Había también ladrones complicados en la matanza y en el robo de los conventos.

A estas miserias se añadía el azote del cólera, que se cebaba en la Cárcel de Corte. El único entretenimiento que tenía don Eugenio era oír a Romero Alpuente, que, a fuerza de miedo al cólera y al Gobierno, llegaba a ser pintoresco y divertido.

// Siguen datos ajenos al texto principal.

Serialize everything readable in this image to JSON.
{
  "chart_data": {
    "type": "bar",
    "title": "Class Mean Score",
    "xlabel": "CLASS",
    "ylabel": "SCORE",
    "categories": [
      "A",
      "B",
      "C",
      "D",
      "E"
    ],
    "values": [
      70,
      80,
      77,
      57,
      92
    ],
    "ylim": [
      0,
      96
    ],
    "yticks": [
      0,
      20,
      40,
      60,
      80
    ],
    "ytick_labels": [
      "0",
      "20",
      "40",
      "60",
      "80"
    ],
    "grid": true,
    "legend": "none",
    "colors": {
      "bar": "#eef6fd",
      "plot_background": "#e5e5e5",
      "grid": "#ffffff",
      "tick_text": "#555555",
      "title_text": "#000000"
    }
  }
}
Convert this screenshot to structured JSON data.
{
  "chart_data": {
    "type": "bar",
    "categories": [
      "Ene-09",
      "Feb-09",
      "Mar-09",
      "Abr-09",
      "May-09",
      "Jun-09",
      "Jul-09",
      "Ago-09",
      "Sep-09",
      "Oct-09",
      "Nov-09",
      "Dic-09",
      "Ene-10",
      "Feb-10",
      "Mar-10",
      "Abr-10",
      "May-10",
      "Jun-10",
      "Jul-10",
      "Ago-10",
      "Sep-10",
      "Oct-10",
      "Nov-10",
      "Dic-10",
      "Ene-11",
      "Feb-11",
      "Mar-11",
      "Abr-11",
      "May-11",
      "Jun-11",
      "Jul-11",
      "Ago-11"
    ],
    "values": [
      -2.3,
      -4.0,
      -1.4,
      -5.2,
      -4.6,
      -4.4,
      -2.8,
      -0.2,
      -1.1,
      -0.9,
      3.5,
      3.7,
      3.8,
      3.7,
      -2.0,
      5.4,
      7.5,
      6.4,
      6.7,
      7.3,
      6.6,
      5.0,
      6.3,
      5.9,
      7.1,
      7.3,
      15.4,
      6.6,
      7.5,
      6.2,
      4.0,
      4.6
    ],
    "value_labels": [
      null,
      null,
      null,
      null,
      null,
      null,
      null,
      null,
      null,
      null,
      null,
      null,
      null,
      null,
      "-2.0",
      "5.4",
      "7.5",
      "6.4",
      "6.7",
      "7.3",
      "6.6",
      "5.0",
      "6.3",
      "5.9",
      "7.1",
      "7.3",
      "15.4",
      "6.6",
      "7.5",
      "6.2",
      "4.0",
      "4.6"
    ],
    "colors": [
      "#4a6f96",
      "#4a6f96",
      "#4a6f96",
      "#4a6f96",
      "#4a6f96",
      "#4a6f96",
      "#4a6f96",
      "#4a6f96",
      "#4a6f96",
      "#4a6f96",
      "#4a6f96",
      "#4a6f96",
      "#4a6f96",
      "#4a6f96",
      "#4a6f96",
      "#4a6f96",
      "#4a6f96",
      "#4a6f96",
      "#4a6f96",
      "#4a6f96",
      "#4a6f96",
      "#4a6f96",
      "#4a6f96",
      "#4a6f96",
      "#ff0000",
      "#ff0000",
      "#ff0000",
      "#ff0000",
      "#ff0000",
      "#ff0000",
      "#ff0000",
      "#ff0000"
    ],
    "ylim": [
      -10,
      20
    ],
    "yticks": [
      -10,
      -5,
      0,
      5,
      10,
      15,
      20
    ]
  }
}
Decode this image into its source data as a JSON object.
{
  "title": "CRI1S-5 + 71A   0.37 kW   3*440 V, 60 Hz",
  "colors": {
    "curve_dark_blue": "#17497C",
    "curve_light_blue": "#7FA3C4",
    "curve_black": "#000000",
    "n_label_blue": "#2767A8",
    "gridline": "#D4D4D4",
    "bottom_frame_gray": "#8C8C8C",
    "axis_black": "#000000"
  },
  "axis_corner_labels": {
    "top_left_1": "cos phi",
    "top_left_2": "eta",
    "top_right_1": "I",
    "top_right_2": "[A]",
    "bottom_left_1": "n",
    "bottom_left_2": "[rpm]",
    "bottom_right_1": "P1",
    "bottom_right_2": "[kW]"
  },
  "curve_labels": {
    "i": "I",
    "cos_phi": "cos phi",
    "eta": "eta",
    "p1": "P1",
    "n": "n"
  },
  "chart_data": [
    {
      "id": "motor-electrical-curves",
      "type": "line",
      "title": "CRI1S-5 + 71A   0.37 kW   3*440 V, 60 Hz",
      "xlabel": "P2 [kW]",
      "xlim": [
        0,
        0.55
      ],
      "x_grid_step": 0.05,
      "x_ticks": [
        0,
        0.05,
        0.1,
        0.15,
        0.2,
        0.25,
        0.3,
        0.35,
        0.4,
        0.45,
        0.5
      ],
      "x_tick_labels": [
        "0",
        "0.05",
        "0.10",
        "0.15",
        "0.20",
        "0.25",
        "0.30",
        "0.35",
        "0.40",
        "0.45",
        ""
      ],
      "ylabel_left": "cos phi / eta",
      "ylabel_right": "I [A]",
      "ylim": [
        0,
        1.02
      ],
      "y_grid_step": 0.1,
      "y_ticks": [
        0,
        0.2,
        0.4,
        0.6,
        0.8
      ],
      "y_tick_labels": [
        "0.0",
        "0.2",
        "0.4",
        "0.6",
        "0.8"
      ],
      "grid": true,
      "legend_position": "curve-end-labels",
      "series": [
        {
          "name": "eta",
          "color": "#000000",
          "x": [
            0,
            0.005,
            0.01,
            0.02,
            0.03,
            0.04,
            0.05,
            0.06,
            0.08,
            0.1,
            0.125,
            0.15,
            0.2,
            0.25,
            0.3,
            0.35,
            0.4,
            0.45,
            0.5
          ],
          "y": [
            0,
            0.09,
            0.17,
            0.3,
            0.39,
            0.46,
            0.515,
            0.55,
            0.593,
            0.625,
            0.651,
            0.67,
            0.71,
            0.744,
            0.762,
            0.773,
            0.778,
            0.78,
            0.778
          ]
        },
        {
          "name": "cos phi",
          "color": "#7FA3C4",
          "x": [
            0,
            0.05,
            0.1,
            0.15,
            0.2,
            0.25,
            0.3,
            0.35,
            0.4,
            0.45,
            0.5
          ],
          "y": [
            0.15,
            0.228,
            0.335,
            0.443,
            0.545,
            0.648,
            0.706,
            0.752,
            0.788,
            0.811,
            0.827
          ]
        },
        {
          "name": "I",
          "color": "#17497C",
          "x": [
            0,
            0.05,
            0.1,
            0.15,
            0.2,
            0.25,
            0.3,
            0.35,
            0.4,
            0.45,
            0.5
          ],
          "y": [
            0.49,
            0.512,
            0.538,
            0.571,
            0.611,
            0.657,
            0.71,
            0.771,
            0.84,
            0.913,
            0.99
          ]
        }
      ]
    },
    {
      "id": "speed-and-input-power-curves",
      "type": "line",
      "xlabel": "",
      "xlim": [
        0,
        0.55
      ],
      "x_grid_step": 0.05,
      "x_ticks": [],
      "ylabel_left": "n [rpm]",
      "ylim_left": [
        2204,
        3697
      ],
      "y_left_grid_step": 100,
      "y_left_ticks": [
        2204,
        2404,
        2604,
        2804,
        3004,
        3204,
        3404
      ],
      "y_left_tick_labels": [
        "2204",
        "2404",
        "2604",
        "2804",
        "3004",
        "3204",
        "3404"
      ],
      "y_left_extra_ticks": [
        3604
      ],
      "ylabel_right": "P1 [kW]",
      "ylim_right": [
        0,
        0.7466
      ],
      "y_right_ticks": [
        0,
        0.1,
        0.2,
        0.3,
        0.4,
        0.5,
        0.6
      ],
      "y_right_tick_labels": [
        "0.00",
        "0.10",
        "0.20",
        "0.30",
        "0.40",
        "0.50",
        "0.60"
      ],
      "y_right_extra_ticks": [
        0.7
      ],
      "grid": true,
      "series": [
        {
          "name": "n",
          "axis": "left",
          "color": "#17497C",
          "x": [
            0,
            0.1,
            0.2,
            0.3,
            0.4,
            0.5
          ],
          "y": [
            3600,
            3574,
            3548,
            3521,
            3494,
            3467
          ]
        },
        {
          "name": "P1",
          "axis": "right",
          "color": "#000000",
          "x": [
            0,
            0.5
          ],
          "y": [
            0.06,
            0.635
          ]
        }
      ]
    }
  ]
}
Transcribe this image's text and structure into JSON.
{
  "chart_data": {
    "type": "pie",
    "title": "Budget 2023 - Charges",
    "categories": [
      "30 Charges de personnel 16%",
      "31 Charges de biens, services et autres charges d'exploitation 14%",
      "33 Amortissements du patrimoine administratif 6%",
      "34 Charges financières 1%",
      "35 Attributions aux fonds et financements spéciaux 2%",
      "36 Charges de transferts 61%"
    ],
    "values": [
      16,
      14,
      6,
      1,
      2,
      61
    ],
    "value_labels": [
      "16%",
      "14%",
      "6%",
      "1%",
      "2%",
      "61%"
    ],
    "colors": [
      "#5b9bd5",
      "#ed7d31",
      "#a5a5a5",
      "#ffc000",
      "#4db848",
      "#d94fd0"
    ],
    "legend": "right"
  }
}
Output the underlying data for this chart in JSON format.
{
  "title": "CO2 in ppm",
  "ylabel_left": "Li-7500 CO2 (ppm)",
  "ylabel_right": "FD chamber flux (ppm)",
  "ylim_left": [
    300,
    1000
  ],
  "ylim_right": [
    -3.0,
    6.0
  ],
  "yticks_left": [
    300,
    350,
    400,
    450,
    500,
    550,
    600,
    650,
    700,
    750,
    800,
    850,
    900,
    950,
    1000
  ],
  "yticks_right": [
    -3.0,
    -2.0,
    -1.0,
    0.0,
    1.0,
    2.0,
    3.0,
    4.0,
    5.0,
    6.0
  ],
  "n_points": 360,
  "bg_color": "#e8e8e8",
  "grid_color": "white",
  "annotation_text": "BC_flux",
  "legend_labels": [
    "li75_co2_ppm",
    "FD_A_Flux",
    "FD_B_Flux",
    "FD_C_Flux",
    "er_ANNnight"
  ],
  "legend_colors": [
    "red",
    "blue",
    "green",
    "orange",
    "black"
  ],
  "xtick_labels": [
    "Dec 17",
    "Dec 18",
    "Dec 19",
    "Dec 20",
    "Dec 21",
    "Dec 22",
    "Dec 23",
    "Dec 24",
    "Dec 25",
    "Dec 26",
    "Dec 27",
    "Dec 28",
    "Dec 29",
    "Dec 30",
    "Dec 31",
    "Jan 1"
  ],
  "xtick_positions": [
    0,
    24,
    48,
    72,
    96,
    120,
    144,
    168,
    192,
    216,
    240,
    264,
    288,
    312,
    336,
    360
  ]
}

Un día le dijeron a Aviraneta que el padre Mansilla quería hablar con él. Lleno de emoción fué al locutorio.

Estaba el alcaide delante, y a pesar del respeto que podía inspirarle un cura, y un cura que había venido en coche particular como Mansilla, le dijo a éste que no le permitiría tener una conversación a solas con Aviraneta.

—¿Aunque tuviera que confesarle?—preguntó el cura con orgullo.

—Tengo la orden del señor presidente del Consejo de Ministros de no dejar hablar al preso con nadie sin estar yo delante.

—Está bien—dijo Mansilla—; hablaré con él en presencia de usted.

Llegó el conspirador a la reja del locutorio.

—¿Qué tal, padre Mansilla? ¿Qué tal?—preguntó.